Playing hockey is like playing in a band, where the structure of the game plan can be altered and improvised on to take advantage of fleeting openings in the defense, but only if the players on the ice are comfortable with one another. But the Aggies weren’t just building chemisty with each other in Chi-town, they were also learning from their teammates like the Heredias or Zimmer.
“Playing with other players that play at a high level too, they kind of push you to be better. You pick up little things from them,” Reinhardt said.
Arsenault also said that playing all summer in Chicago helped him polish up on “all those little fundamental things that you need.”
Amidst all that learning and praying to the Hockey Gods, the boys found time to do what Aggies do best: win. The Aggies won championships in both leagues and went undefeated, a fine soupçon to improving as players.
Those improvements have already been evident to their teammates back here in Utah.
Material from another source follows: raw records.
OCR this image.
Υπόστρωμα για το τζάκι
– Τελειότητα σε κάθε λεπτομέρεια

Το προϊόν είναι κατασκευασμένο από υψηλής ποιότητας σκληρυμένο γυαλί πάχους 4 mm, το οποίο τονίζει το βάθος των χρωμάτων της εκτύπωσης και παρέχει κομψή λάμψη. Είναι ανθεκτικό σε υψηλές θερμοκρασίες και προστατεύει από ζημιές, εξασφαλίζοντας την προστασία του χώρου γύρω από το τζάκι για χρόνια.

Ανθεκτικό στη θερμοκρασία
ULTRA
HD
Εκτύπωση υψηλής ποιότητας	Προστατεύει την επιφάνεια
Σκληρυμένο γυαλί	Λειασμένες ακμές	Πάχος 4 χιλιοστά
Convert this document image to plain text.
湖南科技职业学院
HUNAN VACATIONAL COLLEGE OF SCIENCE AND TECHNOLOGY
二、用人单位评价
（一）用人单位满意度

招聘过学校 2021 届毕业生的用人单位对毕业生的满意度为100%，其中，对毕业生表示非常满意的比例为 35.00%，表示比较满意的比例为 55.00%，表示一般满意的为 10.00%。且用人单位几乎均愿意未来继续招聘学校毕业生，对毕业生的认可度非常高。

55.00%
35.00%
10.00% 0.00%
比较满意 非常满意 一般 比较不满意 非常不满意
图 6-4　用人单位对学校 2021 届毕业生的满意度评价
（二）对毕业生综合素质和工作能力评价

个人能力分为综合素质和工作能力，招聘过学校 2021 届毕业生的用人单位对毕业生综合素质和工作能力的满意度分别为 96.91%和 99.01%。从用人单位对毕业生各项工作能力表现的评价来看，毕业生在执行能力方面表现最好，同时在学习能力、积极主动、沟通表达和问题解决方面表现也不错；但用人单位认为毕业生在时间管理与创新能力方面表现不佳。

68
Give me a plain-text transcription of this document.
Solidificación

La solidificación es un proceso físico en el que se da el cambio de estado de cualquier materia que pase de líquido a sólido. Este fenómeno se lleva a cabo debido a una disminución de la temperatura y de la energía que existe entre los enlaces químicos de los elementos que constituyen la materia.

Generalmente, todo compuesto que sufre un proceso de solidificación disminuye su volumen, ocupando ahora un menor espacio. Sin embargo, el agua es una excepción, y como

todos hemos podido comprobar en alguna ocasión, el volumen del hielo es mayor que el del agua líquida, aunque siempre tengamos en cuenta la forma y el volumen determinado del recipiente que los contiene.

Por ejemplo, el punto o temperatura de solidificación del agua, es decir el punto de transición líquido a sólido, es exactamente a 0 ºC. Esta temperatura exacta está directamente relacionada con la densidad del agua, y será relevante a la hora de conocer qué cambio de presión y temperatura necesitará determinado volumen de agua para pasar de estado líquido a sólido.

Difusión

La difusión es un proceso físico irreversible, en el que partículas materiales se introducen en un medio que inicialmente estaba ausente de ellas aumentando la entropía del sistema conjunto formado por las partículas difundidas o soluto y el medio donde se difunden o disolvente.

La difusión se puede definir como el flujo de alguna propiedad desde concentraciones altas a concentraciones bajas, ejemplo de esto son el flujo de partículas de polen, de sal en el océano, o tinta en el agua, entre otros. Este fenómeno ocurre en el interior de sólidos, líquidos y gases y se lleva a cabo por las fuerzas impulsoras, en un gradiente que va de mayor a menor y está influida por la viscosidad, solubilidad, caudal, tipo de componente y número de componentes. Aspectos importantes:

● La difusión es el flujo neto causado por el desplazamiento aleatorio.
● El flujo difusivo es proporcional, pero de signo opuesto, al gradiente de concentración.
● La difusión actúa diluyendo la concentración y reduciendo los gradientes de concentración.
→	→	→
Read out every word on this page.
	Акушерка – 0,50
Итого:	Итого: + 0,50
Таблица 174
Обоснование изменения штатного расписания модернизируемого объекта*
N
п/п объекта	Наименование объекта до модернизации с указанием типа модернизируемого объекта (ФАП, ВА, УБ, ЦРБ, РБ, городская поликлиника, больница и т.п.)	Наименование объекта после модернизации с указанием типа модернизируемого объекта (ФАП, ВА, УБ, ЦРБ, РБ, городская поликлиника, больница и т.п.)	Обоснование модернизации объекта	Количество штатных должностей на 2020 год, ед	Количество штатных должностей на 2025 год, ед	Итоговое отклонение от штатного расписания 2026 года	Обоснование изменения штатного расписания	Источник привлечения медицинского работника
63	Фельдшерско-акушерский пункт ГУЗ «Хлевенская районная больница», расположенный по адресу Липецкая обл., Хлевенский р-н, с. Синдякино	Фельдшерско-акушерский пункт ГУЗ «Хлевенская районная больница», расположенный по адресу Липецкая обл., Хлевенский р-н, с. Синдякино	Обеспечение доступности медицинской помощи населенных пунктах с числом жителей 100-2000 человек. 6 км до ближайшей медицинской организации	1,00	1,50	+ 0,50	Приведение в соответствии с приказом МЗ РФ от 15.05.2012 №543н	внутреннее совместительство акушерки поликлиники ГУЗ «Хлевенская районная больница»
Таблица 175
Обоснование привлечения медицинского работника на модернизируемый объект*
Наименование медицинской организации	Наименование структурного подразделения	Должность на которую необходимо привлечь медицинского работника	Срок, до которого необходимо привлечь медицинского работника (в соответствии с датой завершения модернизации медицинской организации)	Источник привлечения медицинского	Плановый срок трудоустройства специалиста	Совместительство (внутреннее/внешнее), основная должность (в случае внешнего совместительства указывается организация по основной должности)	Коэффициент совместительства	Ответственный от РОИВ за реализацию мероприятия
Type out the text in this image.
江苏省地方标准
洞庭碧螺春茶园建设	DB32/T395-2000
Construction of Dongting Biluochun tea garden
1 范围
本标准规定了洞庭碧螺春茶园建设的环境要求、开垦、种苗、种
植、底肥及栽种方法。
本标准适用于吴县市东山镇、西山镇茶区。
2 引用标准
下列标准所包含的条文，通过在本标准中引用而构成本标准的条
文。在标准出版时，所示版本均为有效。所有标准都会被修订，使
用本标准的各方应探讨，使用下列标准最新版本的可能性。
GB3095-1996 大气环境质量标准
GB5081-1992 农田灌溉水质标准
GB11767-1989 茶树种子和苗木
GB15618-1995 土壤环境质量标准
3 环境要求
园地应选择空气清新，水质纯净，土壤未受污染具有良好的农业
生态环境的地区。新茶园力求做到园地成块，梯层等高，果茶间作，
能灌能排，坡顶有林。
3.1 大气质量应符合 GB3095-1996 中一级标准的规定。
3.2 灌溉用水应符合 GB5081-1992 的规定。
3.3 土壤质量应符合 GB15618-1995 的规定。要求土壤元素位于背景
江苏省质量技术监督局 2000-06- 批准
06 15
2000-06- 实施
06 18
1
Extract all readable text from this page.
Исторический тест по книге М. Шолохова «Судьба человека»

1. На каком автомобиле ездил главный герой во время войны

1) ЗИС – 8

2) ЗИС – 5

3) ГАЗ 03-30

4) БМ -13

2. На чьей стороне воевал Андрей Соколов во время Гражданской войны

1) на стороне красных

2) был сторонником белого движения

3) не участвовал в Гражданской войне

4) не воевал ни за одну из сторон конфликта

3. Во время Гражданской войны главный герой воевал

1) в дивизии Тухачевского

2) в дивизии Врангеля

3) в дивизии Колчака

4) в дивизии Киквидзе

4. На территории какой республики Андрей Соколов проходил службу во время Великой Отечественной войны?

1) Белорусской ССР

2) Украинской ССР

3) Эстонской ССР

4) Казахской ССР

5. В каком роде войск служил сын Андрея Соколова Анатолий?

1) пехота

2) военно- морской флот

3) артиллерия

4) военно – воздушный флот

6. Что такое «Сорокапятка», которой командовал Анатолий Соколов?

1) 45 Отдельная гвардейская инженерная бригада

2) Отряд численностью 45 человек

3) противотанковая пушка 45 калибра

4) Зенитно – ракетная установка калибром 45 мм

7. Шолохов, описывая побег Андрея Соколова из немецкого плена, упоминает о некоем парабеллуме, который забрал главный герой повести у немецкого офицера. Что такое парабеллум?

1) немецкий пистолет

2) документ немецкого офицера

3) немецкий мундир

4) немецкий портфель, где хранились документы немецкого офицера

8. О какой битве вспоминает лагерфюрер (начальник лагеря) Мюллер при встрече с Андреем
“There’s a couple of guys on the team that were saying stuff to us,” Arsenault said, “like asking if we were skating all summer and said we had the advantage on them at first when we got here.”
Goalie Greg Finatti, who is familiar with the skills of Geer, Arsenault and Reinhardt, having played with them in juniors and recruited them to come to Utah State, said he feels “more comfortable when they’re on the ice because I know they can put the puck in the net and I know Pauly can stop them. Especially with Francom out of the lineup, Pauly has to step up and be that top two defenseman. They played hockey almost every day back there and they came back a lot stronger. Paul looks a lot stronger and more confident.”
This year’s edition of the Skatin’ Aggies loses a lot of talent, in particular at forward, where Roberto “Bo-Dangles” Leo, Robert Hashimoto and Josh Groves exhausted their eligibility and Michael Filander returned to his native Sweden. Already in the young season, USU has demonstrated that it has enough firepower remaining with Arsenault, Geer, Will Winsa and Jay McFadden to knock off top teams like the Weber D1 Wildcats. The Aggies have also shown that they are not talented enough to get by with a subpar effort, as they were knocked off the next night by the UVSC Wolverines. If the season is to have more ups than downs, it will require players like Arsenault, Geer and Reinhardt to step up into leadership positions vacated by the outgoing seniors.
Arsenault said he and his boys are up to the task. “It’s going to be a bigger challenge this year. We don’t have as much depth as we did last year. Definitely I think all three of us are ready to assume our roles which our team and our coaches expect us to do.”
When asked about the mental challenge of going from a rookie year where they were essentially playing with house money to a second year leadership role where point production is expected, Reinhardt said, “We’re all pretty competitive and the coaches expect us to step up and play big this year, so if we don’t …”
And then Arsenault was at it again, finishing his teammate’s sentence for him: “And we knew that’s what we were expected to do this year so that’s half the reason we trained so hard this summer.”